@mark noble,
mark noble;167851 wrote:Hi Prothero,
Excuse my interuption, but, If Al is travelling at 99.99% the speed of light and the system he is travelling to and from is 25 light years away, won't he take 25 years to get there and 25 years to return - Therefore aging by 50 years?
Thank you, and best wishes.
Mark...
Well you see it is that problem with the way we typically think about time again. It is best to think of time as the rate at which certain processes occur, radioactive decay, aging, crystal oscillation, orbital emissions. Once you view time as process, the rate at which processes occur varies with acceleration and gravitational fields, so the "25years" is only from the frame of reference of the non traveling twin. For the traveling twin all these processes slowed (thus time slowed) and so the traveling twin does not age at the same rate as the stay at home twin. It is counterintuitive to our experience of the world and the notion we have of the constant unit of time but time is variable not fixed, and so is space and and other physical measurements. That is what is revolutionary about special and particulary general relativity notions of spacetime.
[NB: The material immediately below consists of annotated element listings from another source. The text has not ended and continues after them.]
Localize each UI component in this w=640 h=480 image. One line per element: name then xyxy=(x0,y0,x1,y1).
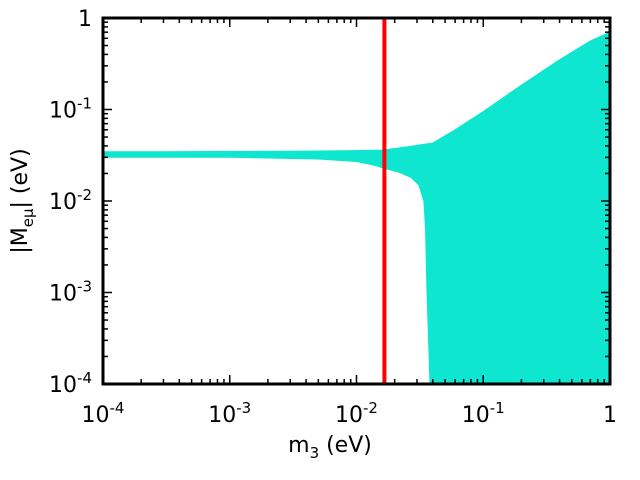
y-tick-label: 10-2 xyxy=(49,186,92,215)
y-axis-label: |Meμ| (eV) xyxy=(8,148,37,253)
x-tick-label: 10-4 xyxy=(82,399,125,428)
x-tick-label: 1 xyxy=(603,403,617,428)
x-axis-label: m3 (eV) xyxy=(288,433,372,462)
y-tick-label: 10-3 xyxy=(49,278,92,307)
allowed-region xyxy=(103,31,610,384)
x-tick-label: 10-3 xyxy=(208,399,251,428)
y-tick-label: 10-1 xyxy=(49,95,92,124)
y-tick-label: 1 xyxy=(78,7,92,32)
y-tick-label: 10-4 xyxy=(49,369,92,398)
y-tick-labels: 10-4 10-3 10-2 10-1 1 xyxy=(49,7,92,398)
x-tick-label: 10-2 xyxy=(335,399,378,428)
plot-frame xyxy=(101,16,612,386)
region-layer xyxy=(103,31,610,384)
x-tick-labels: 10-4 10-3 10-2 10-1 1 xyxy=(82,399,617,428)
x-tick-label: 10-1 xyxy=(462,399,505,428)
Yes for us here on earth 50 years worth of process will have passed but for the accelerating twin much less.
Atomic clocks in orbit at high speeds keep time differently than those here on earth, GPS satellites have to account for relativistic effects, particles with certain 1/2 lives find there lives extended at high speeds in particle accelerators. Time (which funadmentally is the rate at which certain processes occur, not some independent fixed entity) is variable hence all the confusion in the various time threads in the forum. This is not my opinion. It is physics.